Je sors un poignard et décide de suivre les ordres de Maliel en essayant de me dépêcher. Une à une les pierres tombent par terre. Des bleus, des rouges, des vertes et ainsi de suite. Pendant ce temps, Maliel continue de faire le tour de la chambre et finit par se jeter dans le lit dépité.
« Foutu moyen âge. Il y a pratiquement rien ici. Et ce lit est trop confortable. »
Je fais le tour de la pièce du regard, mais elle a effectivement raison. Difficile de dire le contraire. Tout est luxueux, mais à moins de gratter la peinture en or sur certains meubles, faire le tour est rapide. S’il y a des bijoux elle a déjà dû les prendre et il ne reste plus qu’à attendre que j’ai fini pour passer à la prochaine pièce. Sur un mur je peux voir un portrait de ce qui semble être le roi, un gars la trentaine avec une petite barbe finement taillée, le regard dirigé vers l’horizon, portant une couronne sertie d’émeraudes bien plus grande que celle que je récupère actuellement.
Mine de rien je commence à la fois à prendre le coup de main et à faire une bonne récolte, sur la plupart des vêtements les boutons ont une pierre précieuse dessus.

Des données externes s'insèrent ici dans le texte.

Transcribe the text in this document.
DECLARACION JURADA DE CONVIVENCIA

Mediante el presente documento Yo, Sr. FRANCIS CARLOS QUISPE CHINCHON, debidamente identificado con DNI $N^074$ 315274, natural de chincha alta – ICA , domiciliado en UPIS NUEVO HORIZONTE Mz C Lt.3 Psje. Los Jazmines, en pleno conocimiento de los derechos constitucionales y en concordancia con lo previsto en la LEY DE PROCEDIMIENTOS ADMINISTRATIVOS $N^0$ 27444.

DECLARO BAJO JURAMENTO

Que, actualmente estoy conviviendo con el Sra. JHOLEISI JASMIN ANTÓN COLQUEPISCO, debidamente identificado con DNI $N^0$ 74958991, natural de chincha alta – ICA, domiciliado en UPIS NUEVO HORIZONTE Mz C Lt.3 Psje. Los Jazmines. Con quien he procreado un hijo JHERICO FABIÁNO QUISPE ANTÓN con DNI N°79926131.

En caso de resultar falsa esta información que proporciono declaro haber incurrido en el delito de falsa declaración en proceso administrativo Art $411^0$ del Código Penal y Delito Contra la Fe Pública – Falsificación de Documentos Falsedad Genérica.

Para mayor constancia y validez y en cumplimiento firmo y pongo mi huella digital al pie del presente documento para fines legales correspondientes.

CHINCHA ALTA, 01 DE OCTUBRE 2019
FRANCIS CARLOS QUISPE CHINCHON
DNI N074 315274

Au bout d’une dizaine de minutes j’ai fait un petit tas sur le sol et je me dis qu’il y a sans doute plus de cent cinquante pierres là-dedans qui rapporteront un peu d’argent. En m’entendant dire que j’ai terminé, Maliel se redresse et s’approche de moi.
– Pas trop mal, mais c’est loin d’être suffisant pour appeler ça une fortune. On a vraiment intérêt à trouver mieux sinon je vais commencer à déprimer.
– On a encore du temps devant nous, on devrait pouvoir récolter plus que ça.
– Normalement les riches ont pour habitude d’avoir un coffre-fort ou quelque chose du genre, surtout au moyen âge. Vu la taille de Lishnul ce serait étonnant que le Roi soit pauvre. A moins que ce soit les patrons des compagnies commerciales qui aient le plus d’argent…
– Vu la taille du palais, je ne m’en fais pas sur la richesse du roi. On va trouver. Et puis j’ai l’impression qu’ils ont caché ce qui avait le plus de valeur.
– Mouais. Prends tout ça et puis on y va. Je veux de l’argent !! Donnez-m’en plus !
En faisant de grands gestes avec les bras elle se dirige vers la porte et je lui emboîte le pas. Nous sortons et passons à la pièce suivante et ainsi de suite pendant un long moment et je me retrouve à retirer les parties les plus intéressantes des vêtements à chaque fois, mais pas de coffre ou de grande quantité de pièces d’or. Dans un bureau on a quand même trouver le stylo à encre le plus luxueux que j’ai jamais vu, en étant à la fois fait en or massif et couvert de joyaux, mais c’est un travail de fourmi de tout fouiller pour prendre ce qui à l’air d’avoir le plus de valeur. Au final dans mon inventaire je dois avoir un peu plus de deux kilos ce qui commence à faire, mais c’est loin d’être suffisant puisque ce ne sont pas des bijoux de grande taille.
[Hey, vous avez l’air de bien vous ennuyer tous les deux ? Tu veux que je pimente un peu tout ça ?]
Tu as quoi pour nous ?
[Je crois que j’ai trouvé deux trucs qui devraient te plaire, tu veux la super nouvelle ou la un peu moins super en premier ?]
Comme tu veux.
[Même pas drôle, mais j’imagine que ce n’est pas un choix suffisamment Cornélien pour toi. Bref, j’ai trouvé la salle du trésor, une pièce avec quelques gardes à l’entrée et plusieurs grilles en fer devant. Je mets ma queue à couper que c’est là. Pour ce qui est de l’autre truc, j’ai trouvé le père de ta copine qui est enfermé avec quelques autres vieux dans un bureau. C’était pas facile d’entrer avec tous les gardes.]
Je le dis aussitôt à Maliel pour la trésorerie qui silencieusement fait de grands gestes et un grand gémissement qui signifie « je le savais ». Je réfléchis quelques instants et hésite à le dire à Maliel qu’il a aussi trouvé le père d’Adelina. Une question me vient par contre…
C’est laquelle des deux que tu considères être une « super nouvelle » ?
[L’argent bien sûr. C’est quand même mieux qu’une salle remplie de vieillards.]